PACE raises concern over domestic election observation restrictions in Myanmar

First published on the website of PACE on 13 August 2020.

Press Statement – Restrictions on Observation

PACE Concerned that Restrictions on Domestic Election Observation of 2020 General Elections will Decrease the Transparency and Credibility of the Election

13 August 2020, Yangon

The Union Election Commission (UEC) has responded to the application of the People’s Alliance for Credible Elections (PACE) as an election observer group on July 30, 2020 that PACE is not allowed to observe in the upcoming general elections scheduled on November 8. The main reason for rejection is because PACE is still receiving international funding despite being an unregistered organization. The decision of UEC to deny this accreditation posed a huge hindrance to continuing PACE’s nationwide observation mission. Moreover, we are seriously concerned about the possible impact on the transparency and credibility of the electoral process and even post-election political stability because of the decision made by UEC to limit domestic election observation missions, which is a fundamental principle for transparency of the electoral process. Therefore, in order to promote political stability and hold 2020 General Elections successfully, we urge UEC to open the election observation to all domestic observer groups with no restriction.
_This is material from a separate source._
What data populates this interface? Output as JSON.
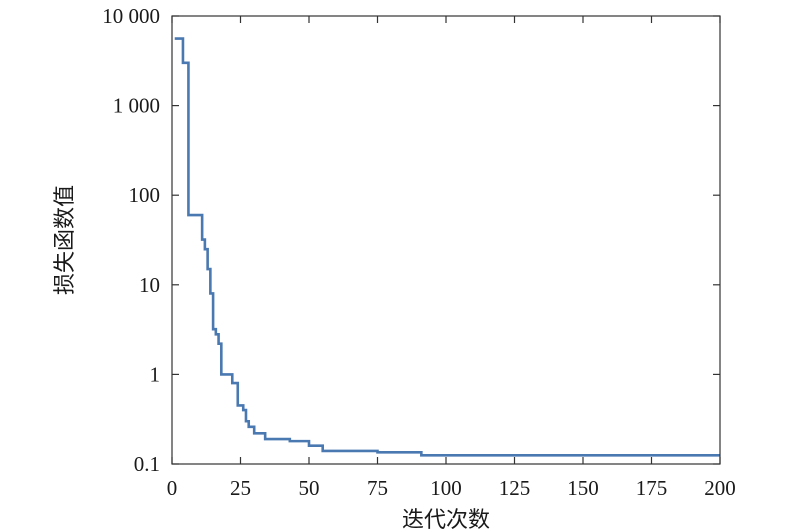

In the upcoming 2020 elections, PACE’s plans were to conduct a nationwide election observation by deploying up to 2,900 observers during the election. On July 14, PACE submitted an application request and additional information requirements to UEC for accreditation on July 21. Earlier this year, PACE requested a recommendation letter from the Union Election Commission for PACE’s registration process at the Union Registry Board under the Association Registration Law. However, UEC refused to provide the recommendation letter because the UEC perceives PACE’s activities are only monitoring the UEC’s work and observing the elections, rather than collaborating with the UEC. Moreover, PACE’s application for accreditation as an election observation was rejected because PACE is receiving international support while not being registered and UEC perceives that it is against the Association Registration Law. This is a reversal from a public statement given by a UEC representative at the UEC-CSOs Stakeholder meeting on July 17th, which emphasizes that accreditation does not require registration. Therefore, in order for PACE to register, PACE would need a recommendation letter from UEC, but UEC refuses to provide the letter. However, at the same time, PACE’s accreditation was denied on the grounds that PACE is not registered and still receiving international funding.
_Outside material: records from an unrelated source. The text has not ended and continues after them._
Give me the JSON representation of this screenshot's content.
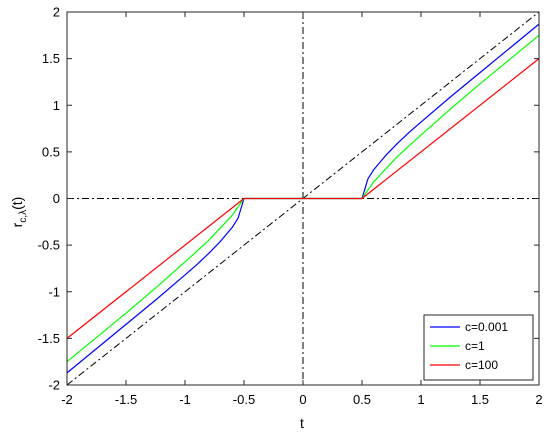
{
  "chart_data": {
    "type": "line",
    "title": "",
    "xlabel": "t",
    "ylabel": "r",
    "ylabel_sub": "c,λ",
    "ylabel_suffix": "(t)",
    "xlim": [
      -2,
      2
    ],
    "ylim": [
      -2,
      2
    ],
    "xticks": [
      -2,
      -1.5,
      -1,
      -0.5,
      0,
      0.5,
      1,
      1.5,
      2
    ],
    "yticks": [
      -2,
      -1.5,
      -1,
      -0.5,
      0,
      0.5,
      1,
      1.5,
      2
    ],
    "grid": false,
    "legend_position": "bottom-right",
    "reference_lines": [
      {
        "kind": "identity",
        "style": "dash-dot",
        "color": "#000000"
      },
      {
        "kind": "horizontal",
        "y": 0,
        "style": "dash-dot",
        "color": "#000000"
      },
      {
        "kind": "vertical",
        "x": 0,
        "style": "dash-dot",
        "color": "#000000"
      }
    ],
    "series": [
      {
        "name": "c=0.001",
        "color": "#0000ff",
        "x": [
          -2,
          -1.75,
          -1.5,
          -1.25,
          -1,
          -0.9,
          -0.8,
          -0.7,
          -0.6,
          -0.55,
          -0.5,
          0,
          0.5,
          0.55,
          0.6,
          0.7,
          0.8,
          0.9,
          1,
          1.25,
          1.5,
          1.75,
          2
        ],
        "y": [
          -1.87,
          -1.61,
          -1.35,
          -1.09,
          -0.82,
          -0.71,
          -0.59,
          -0.46,
          -0.31,
          -0.21,
          0,
          0,
          0,
          0.21,
          0.31,
          0.46,
          0.59,
          0.71,
          0.82,
          1.09,
          1.35,
          1.61,
          1.87
        ]
      },
      {
        "name": "c=1",
        "color": "#00ff00",
        "x": [
          -2,
          -1.75,
          -1.5,
          -1.25,
          -1,
          -0.8,
          -0.6,
          -0.5,
          0,
          0.5,
          0.6,
          0.8,
          1,
          1.25,
          1.5,
          1.75,
          2
        ],
        "y": [
          -1.75,
          -1.49,
          -1.23,
          -0.96,
          -0.68,
          -0.45,
          -0.18,
          0,
          0,
          0,
          0.18,
          0.45,
          0.68,
          0.96,
          1.23,
          1.49,
          1.75
        ]
      },
      {
        "name": "c=100",
        "color": "#ff0000",
        "x": [
          -2,
          -0.5,
          0,
          0.5,
          2
        ],
        "y": [
          -1.5,
          0,
          0,
          0,
          1.5
        ]
      }
    ]
  }
}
PACE and all the other civil society organizations could freely observe the whole electoral process without such restrictions in the 2015 General Elections, 2017 By-elections, 2018 By-elections and 2019 Yangon City Municipal Elections. PACE conducted observation through the whole electoral processes from the voter list display to election disputes resolutions with over 2,500 observers, especially in the 2015 General Elections. A total of 53 local CSOs conducted election observation with 11,373 observers to promote electoral transparency and credibility which increased public confidence in the electoral process and outcomes of the 2015 General Elections.

International election observation missions will be limited due to travel restrictions and quarantine requirements as necessary preventive measures during the Covid-19 pandemic. Therefore, to safeguard the transparency and accountability of the electoral processes, domestic election observers’ role is of crucial importance. PACE has been preparing itself to observe the whole processes of the 2020 General Elections nationwide with over 2,900 observers. However, the Commission’s decision will reduce a significant number of domestic election observers. Consequently, we are particularly concerned that such restrictions will largely affect electoral transparency and credibility of the elections. Therefore, we urge the Union Election Commission to ensure that all local CSOs can freely participate in the election observation to promote electoral stability and transparency.

The People’s Alliance for Credible Elections (PACE) is an independent, non-partisan, and non-government domestic election observer organization. PACE was founded in 2014 to strengthen democratic institutions in Myanmar through safeguarding citizen rights and promoting public participation in the electoral processes. To promote transparency, accountability and inclusiveness in the electoral process, PACE mainly works on civic education, election observation, and electoral reform. Since the initial voter registration project in 2014, PACE has observed the 2015 General Elections with 2,500 observers nationwide, the 2017 By-elections with over 700 observers and the 2018 By-elections with over 700 observers. PACE also conducted observation/monitoring in Yangon City Development Committee Election in 2019 with over 350 observers. In addition to the election observation, PACE also conducted five opinion polls and other mini surveys nationwide during the 2015-2019 period. Moreover, we also conducted a survey on the citizens’ perspectives in the pre-election period in 2020 and will publish the findings in the coming weeks.